Un billet #14

Au pays, ce lointain

Ils ont traversé des mers, des déserts, des montagnes et des vallées, des continents. Ils sont partis, ils ont fui, quitté une famille, des amis, un pays, des odeurs, des couleurs, des parfums, des sons, des chants. Ils ont emporté avec eux quelques souvenirs, des vêtements, de l'argent, emprunté, économisé.
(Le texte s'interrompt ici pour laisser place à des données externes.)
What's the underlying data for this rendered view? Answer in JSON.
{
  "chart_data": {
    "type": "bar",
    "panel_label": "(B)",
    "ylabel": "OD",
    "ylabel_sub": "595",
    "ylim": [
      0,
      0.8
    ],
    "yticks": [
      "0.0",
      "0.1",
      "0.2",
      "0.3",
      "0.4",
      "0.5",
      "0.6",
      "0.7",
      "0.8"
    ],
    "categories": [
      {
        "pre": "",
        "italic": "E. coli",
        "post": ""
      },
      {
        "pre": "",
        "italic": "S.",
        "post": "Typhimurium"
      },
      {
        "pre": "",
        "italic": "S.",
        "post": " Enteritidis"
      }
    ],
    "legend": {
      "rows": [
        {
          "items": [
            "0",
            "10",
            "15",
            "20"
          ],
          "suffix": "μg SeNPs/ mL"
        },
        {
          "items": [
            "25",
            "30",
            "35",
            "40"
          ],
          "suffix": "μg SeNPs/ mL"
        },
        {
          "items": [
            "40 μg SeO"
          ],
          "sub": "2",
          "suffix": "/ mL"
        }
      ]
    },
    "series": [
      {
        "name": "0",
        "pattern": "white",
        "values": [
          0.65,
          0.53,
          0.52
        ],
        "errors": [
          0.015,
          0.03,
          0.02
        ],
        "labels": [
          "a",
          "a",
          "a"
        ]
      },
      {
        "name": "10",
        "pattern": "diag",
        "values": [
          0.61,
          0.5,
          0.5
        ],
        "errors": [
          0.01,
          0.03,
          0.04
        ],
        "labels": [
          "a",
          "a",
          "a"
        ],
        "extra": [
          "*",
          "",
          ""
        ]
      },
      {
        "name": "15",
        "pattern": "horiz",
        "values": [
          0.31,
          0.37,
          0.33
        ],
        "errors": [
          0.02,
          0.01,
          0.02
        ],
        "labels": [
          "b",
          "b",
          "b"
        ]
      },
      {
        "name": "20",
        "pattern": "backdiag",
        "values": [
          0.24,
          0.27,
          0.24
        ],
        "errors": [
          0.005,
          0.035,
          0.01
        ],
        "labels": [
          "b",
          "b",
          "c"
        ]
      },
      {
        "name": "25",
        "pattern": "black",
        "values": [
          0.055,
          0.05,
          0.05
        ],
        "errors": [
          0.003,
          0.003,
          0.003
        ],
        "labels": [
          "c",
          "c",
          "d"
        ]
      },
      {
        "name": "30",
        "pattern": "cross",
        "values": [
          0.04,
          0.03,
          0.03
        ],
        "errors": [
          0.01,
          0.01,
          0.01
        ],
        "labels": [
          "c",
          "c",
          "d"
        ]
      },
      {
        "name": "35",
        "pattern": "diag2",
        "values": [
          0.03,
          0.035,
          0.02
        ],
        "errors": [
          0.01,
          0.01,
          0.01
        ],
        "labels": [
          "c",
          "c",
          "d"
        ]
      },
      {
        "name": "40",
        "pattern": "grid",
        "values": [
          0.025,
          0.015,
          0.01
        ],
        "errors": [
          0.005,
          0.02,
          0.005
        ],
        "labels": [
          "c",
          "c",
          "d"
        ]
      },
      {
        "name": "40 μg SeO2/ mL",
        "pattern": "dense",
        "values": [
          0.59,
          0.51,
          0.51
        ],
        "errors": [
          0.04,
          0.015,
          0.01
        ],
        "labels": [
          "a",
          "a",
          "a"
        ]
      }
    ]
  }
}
Ils sont partis, la peur ancrée dans les viscères et leurs méninges. Ils ont redouté cet instant, celui de tout quitter, l'instant des embrassades, l'instant des pleurs, le moment de lâcher la main des aimés, de laisser les parents, les enfants, la famille, les amis, la ville, le village qui ne les reverrait peut-être jamais. Ils ont marché, sont montés dans des voitures ou des camions, des avions, des bateaux. Ils ont suivi, en groupe, le chemin indiqué par les passeurs, priant que celui-ci ou celui-là ne sera pas un qui les abandonnera, sur le chemin, ou au fond d'un ravin. Ils se sont éloignés, de mètres en kilomètres, jusqu'à ne plus savoir compter, jusqu'à ignorer où l'on est. Ils ont eu froid, recroquevillés, rapprochés, dans la nuit, cachés, au fond des fossés, dans le cul des camions, dans des bâtiments oubliés. Ils ont marché, vite, pour ne pas éveiller, l'attention du douanier, la vigilance du soldat, le regard du policier. Ils ont rusé, ils ont payé, ont essayé de passer, jusqu'à parfois, y arriver.

J'ai rencontré des femmes, j'ai rencontré des hommes, parfois des enfants, aux histoires presque pareilles.

La guerre que l'on fuit, la pauvreté qu'il faut éloigner, le pays si lointain, presque inaccessible qui pourra les sauver. J'ai rencontré des femmes, j'ai rencontré des hommes, sans enfant ici, laissés là-bas, à une mère, à un parent. J'ai rencontré des femmes, j'ai rencontré des hommes, parfois des enfants, armés du courage que jamais je n'aurai, accepter l'inacceptable dans un pays censé protéger, je les ai vu encaisser l'offense et l'insulte, par crainte d'être remarqués. J'ai vu des femmes et des hommes, parfois des enfants, emplis de dignité, masquer leur souffrance, et parfois leur chance d'avoir réussi ou d'autres avaient échoué. J'ai vu des femmes et des hommes, parfois des enfants sourire à l'adversité, masquer par l'optimisme l'incapacité à projeter leur vie sur des lendemains qui dansent. J'ai connu des femmes, j'ai connu des hommes, parfois des enfants, terrassés de fatigue et de désespoir et pourtant se lever, me dire « ça va », parce que dire « ça ne va pas » est trop lourd à raconter.

© 2019 Pascal Deleu. Tous droits réservés.